The shortfall has risen dramatically and is now projected to be between $160 million and $350 million, the analysis showed. If the $17 million set aside for debt service was stripped out of the budget for the next fiscal year, the shortfalls would then range from $177 million to $367 million.
Overall, that means the estimated redevelopment cost would now be between $535 million and $725 million, or $552 million to $740 million when the 2024 debt service payment is included.
At the Feb. 8 budget hearing, Appropriations Committee Chair Ben Barnes (D-Anne Arundel and Prince George’s) sat in and asked the Stadium Authority panel for any “context” they could offer on the state of the plan.
“Basically, the work has stopped at this point,” said Gary A. McGuigan, the Stadium Authority’s executive vice president for capital projects. “Major agreements have not been signed and executed.”
McGuigan explained that there are two major agreements for Pimlico that have effectively halted movement on the project, the first being an agreement for land transfer from the Maryland Jockey Club to the City of Baltimore. Though the agency is not part of those negotiations, he described them as “substantially apart.”

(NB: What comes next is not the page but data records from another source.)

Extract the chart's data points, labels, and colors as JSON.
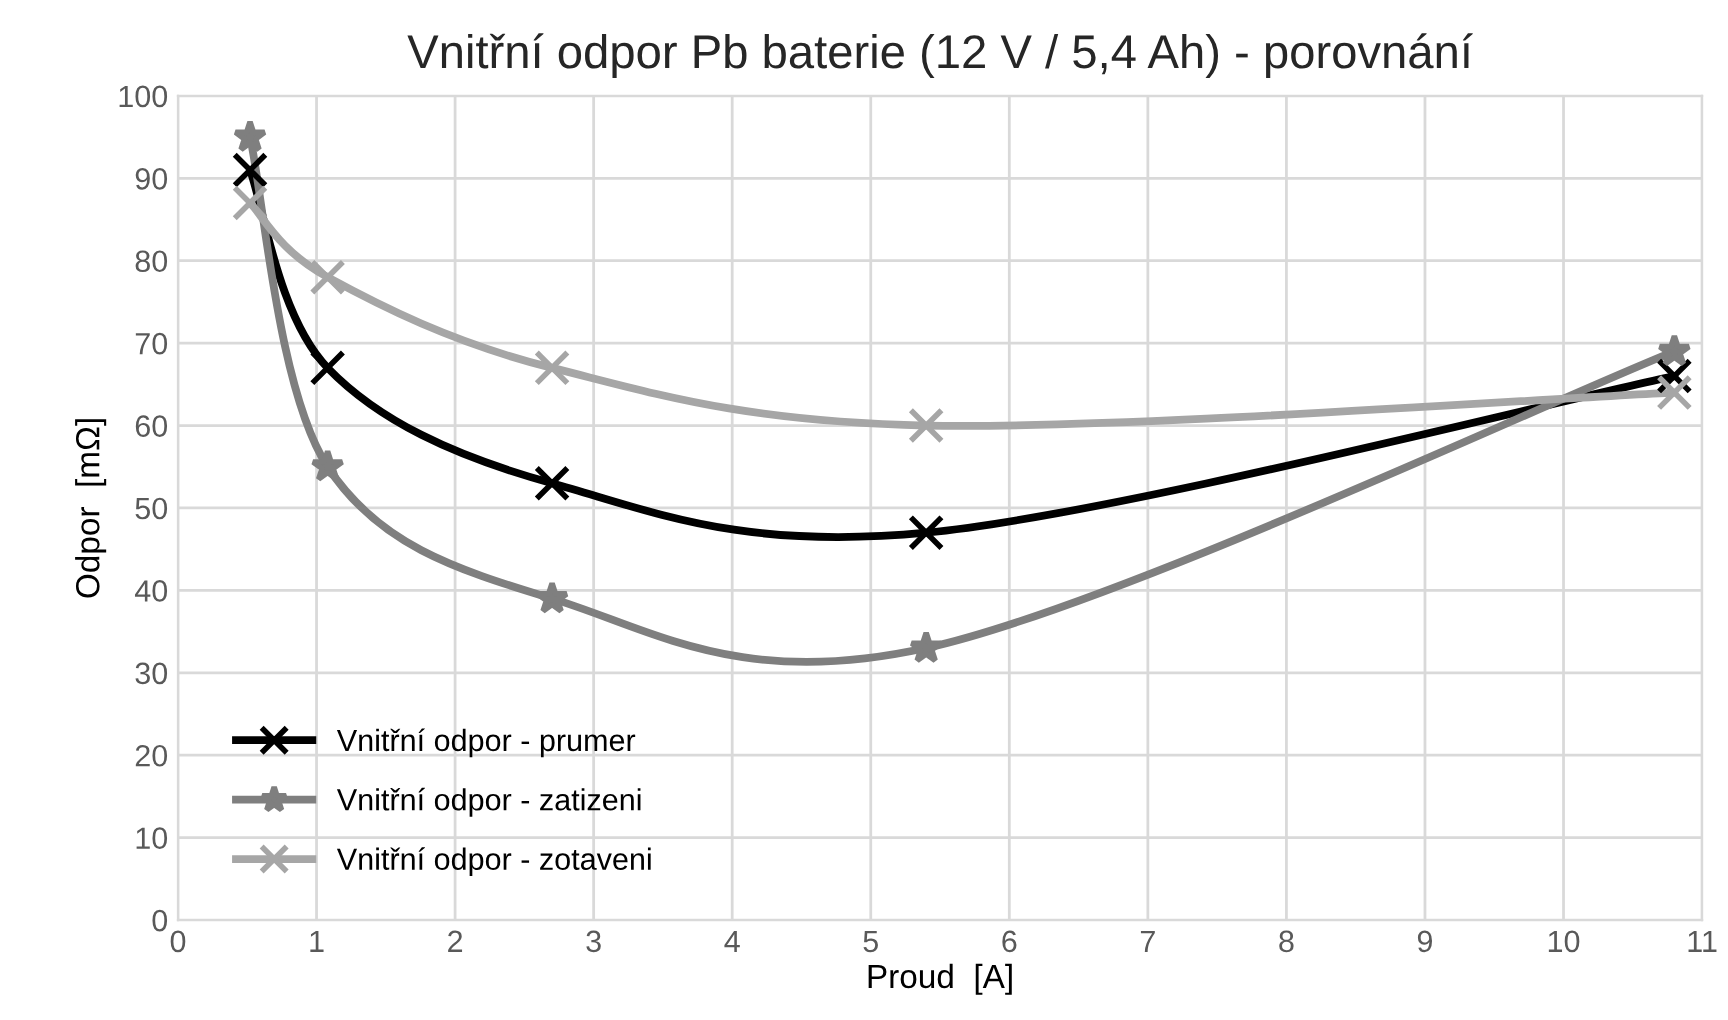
{
  "chart_data": {
    "type": "line",
    "title": "Vnitřní odpor Pb baterie (12 V / 5,4 Ah) - porovnání",
    "xlabel": "Proud  [A]",
    "ylabel": "Odpor  [mΩ]",
    "x": [
      0.52,
      1.08,
      2.7,
      5.4,
      10.8
    ],
    "series": [
      {
        "name": "Vnitřní odpor - prumer",
        "color": "#000000",
        "marker": "cross",
        "values": [
          91,
          67,
          53,
          47,
          66
        ]
      },
      {
        "name": "Vnitřní odpor - zatizeni",
        "color": "#7f7f7f",
        "marker": "star",
        "values": [
          95,
          55,
          39,
          33,
          69
        ]
      },
      {
        "name": "Vnitřní odpor - zotaveni",
        "color": "#a6a6a6",
        "marker": "cross",
        "values": [
          87,
          78,
          67,
          60,
          64
        ]
      }
    ],
    "xlim": [
      0,
      11
    ],
    "xticks": [
      0,
      1,
      2,
      3,
      4,
      5,
      6,
      7,
      8,
      9,
      10,
      11
    ],
    "ylim": [
      0,
      100
    ],
    "yticks": [
      0,
      10,
      20,
      30,
      40,
      50,
      60,
      70,
      80,
      90,
      100
    ],
    "grid": true,
    "legend": "bottom left",
    "line_style": "solid"
  }
}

The second is the Stadium Authority’s development agreement with the Jockey Club. “Again, we’re pretty far apart,” he said. “We’re moving closer together, but it’s a long way to go.”
McGuigan told legislators he believed if the state moved forward with the redevelopment plan at this point without the signed agreements, “which we have the ability to do, even though we have a major funding gap at Laurel, we lose leverage.”
He said the Maryland Jockey Club had sent 94 pages of proposed covenants and restrictions to the city “probably 4-5 months ago,” and “the city has been digesting it.” He added that he expected a response soon.
A changing board
The two additional members of the once-five-member Maryland Stadium Authority board are Maggie McIntosh (D), former chair of the House Appropriations Committee, and Bill Cole, a partner in Margrave Strategies, an economic development consulting firm who was hired by then-Baltimore Mayor Bernard C. “Jack” Young (D) to negotiate the racetrack deal for the city.
Cole also is the former president and CEO of the quasi-public Baltimore Development Corp., the city’s economic development agency, a former Baltimore city councilman and former member of the House of Delegates, representing South Baltimore.
He did say that he would recuse himself from any vote involving a decision affecting Baltimore comes before the Stadium Authority board.
“They’re not in a decision-making role here in any way; so, I don’t feel like there’s a conflict,” he said. “But obviously, if there’s an action that comes before the board, I will recuse and not participate. It wouldn’t be appropriate.”
McIntosh and Cole were appointed by House Speaker Adrienne A. Jones (D-Baltimore County) and Senate President Bill Ferguson (D-Baltimore City), respectively.
In addition to Moore’s appointment of Craig Thompson as chair of the Stadium Authority, the governor named architect Lee Coplan and businesswoman Yolanda Maria Martinez to the board as part of his green bag nominees handed down Friday. Their appointments are subject to the advice and consent of the Maryland Senate.
“You know, I remain convinced today that we will find a way through this,” Cole said. “I do believe that there are solutions. I mean, we’re working through every possible scenario … working collaboratively to make certain that we leave no stone unturned on a viable solution.
“I would say at this point, you know, every scenario is being thoroughly vetted,” he said.